A transverse shift in section, across the plan pushes the children’s bedrooms up by 300mm to allow daylight from the Study on the west at first floor to pass through to the dining room and kitchen to the east at ground floor. This shift gives additional height to study and kitchen and more modest scale for private areas without increasing the overall scale of the building. A set back at first floor to the rear maintains separation from the houses to the rear and increases the amount of daylight to the garden.
The layout allows for an independent or guest bedroom suite at ground level and gives flexibility to accommodate change in family circumstances. The modest garden will provide space to grow vegetables and fruit while the roofs are covered in sedum to replace the building footprint.

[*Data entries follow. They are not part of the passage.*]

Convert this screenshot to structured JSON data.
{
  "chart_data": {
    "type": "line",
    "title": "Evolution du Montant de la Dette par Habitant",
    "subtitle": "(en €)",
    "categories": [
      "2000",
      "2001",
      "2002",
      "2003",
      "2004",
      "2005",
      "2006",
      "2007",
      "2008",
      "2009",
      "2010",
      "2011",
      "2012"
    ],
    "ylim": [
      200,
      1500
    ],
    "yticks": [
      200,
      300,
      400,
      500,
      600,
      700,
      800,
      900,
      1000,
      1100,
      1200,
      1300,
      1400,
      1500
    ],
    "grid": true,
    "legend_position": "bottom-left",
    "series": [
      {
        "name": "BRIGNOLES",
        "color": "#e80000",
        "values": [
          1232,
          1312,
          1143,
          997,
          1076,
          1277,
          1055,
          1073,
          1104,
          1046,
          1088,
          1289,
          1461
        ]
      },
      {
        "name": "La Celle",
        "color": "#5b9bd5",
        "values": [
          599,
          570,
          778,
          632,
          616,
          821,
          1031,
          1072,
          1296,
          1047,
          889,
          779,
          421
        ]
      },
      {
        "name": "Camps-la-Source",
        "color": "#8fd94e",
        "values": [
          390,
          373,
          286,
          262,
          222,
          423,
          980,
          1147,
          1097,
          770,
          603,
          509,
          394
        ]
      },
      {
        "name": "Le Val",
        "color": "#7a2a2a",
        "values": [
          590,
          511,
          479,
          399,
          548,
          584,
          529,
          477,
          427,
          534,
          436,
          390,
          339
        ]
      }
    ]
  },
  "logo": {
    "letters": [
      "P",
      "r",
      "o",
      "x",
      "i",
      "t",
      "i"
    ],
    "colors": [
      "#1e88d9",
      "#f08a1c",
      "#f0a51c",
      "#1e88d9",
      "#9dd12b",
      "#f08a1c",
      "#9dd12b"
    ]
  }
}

The exterior in common with its neighbours is restrained, choosing a formal expression of the relationships between internal spaces and elevation. Windows are floor to ceiling drawing on the Georgian tradition, allowing daylight to penetrate deep into the plan. Set within a tight urban context of protected structures, the relationship with external spaces is not founded on an expectation of privacy externally but on diagonal relationships that extend the perspective to distant views and provided a backdrop to the internal activity.
The concrete exposed internally is sandblasted to accentuate the liquid nature of the material and to record the process of construction. The front and rear elevations are vented rain screen facades clad with TRESPA from William Cox, a wood based cladding panel chosen for it’s environmental credentials. These facades are supported on independent laminated timber framing -from sustainable managed sources- with all opening sections clad with TRESPA and lined with TriIso multifoil insulation to maintain the u-value of the façade. The Ironmongery from ADA is manufactured by Olivari from Bio Chrome an environmentally aware stainless steel.
A negotiated tendering process allowed a constructive dialogue between the design team and a committed and proactive contractor which translated into viable and cost effective materials and detailing incorporating environmental concerns from design through to construction.